Puis il y avait eu les bottes de Mac fraichement de retour des sables d'Irak. Il avait tendance à les laisser là où il les enlevait. J'avais l'habitude de le taquiner parce pour certaines autres habitudes il était maniaque ( la montre toujours à la même place, sur la table de chevet) ses bottes étaient laissées à elles-mêmes et tombaient là où se trouvait Mac quand il les enlevait avec un soupir de soulagement. Il massait toujours ses pieds pendant un moment, puis enlevait ses chaussettes et inspectait ces grands appendices aux extrémités de ses jambes. Mac avait de gigantesques pieds qui semblaient puissants avec des callosités qui râpaient ma peau lorsqu'il ne faisait pas attention.

J'avais aimé ces pieds râpeux spécialement lorsqu'ils se mélangeaient aux miens dans le lit, nos jambes entremêlées.

Puis ces pieds étaient partis et les bottes avec eux. Un souvenir trop douloureux, j'avais réussi à me débarrasser de ses affaires après qu'il soit mort. Et ce que j'avais gardé je l'avais rangé, j'avais gardé ses bottes. Je n'étais pas sûre de pourquoi. Peut-être qu'elles étaient plus Mac que le reste. Mais je n'ai pas besoin de choses pour me rappeler. J'ai quatre beaux rappels de ce que j'avais partagé avec Mac.
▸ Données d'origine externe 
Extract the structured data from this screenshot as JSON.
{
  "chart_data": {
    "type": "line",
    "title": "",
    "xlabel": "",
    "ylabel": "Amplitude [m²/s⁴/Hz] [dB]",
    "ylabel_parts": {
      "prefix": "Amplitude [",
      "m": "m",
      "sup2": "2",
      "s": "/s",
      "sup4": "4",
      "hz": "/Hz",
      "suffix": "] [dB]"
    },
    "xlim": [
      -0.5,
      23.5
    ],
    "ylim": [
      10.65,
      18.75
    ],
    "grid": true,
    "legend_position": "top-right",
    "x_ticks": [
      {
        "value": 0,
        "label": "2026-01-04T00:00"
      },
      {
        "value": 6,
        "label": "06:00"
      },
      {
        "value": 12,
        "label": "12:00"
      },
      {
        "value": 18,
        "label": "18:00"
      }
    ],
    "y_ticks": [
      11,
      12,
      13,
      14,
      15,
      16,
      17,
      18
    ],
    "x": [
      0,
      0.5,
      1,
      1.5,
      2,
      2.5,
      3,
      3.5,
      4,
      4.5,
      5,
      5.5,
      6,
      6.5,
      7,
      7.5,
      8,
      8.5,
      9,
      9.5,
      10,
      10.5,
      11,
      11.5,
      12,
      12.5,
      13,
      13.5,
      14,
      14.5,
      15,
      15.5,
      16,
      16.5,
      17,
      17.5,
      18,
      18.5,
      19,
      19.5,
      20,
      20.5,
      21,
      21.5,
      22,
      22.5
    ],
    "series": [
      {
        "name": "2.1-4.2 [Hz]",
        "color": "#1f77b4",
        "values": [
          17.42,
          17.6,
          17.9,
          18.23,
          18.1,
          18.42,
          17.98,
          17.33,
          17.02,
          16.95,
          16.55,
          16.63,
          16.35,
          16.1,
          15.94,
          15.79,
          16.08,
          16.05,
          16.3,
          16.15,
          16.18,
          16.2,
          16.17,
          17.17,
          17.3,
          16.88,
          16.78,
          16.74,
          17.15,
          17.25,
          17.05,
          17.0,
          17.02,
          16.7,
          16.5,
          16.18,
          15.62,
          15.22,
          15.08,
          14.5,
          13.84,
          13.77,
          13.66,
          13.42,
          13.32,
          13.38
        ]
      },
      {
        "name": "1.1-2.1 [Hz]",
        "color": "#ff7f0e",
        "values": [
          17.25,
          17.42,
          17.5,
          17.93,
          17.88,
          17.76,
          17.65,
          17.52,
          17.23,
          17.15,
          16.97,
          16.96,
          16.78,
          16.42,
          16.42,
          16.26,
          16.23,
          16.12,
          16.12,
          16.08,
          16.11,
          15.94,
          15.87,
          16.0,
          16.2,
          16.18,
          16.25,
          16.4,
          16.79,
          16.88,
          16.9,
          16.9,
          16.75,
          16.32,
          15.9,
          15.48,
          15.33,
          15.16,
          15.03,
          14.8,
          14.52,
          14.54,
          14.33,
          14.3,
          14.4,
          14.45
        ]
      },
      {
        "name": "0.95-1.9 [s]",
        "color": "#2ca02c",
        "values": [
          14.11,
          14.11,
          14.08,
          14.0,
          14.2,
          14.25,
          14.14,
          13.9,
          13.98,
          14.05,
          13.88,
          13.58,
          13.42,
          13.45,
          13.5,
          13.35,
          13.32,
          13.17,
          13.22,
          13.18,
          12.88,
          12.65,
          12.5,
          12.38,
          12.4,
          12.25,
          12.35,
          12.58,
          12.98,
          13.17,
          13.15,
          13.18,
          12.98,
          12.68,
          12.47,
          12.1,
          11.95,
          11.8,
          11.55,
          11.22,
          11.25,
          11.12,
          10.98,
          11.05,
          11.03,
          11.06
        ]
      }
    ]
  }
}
Puis pour ce qui m'avait semblé une éternité il n'y avait plus eu de bottes dans ma vie. J'avais eu beaucoup de baskets et de tongs et celles-ci grandissaient en taille. Pointures 43, 44, 45, 46 et au moment où je commençais à chercher du 47, une nouvelle paire de bottes était entrée dans ma vie.

Les bottes d'Edward.

Ses bottes tout comme Edward, étaient différentes. Ses pieds étaient comme lui, long, mince et élégant. Ses pieds l'étaient aussi. Et tandis que j'observais les bottes d'Edward à côté de mes chaussures je me sentais heureuse.

C'est le genre de bonheur qui vous prend par surprise et vous remplit, vous savez que vous allez toujours aimer le propriétaire de ces bottes. Et qu'il vous aimera toujours en retour.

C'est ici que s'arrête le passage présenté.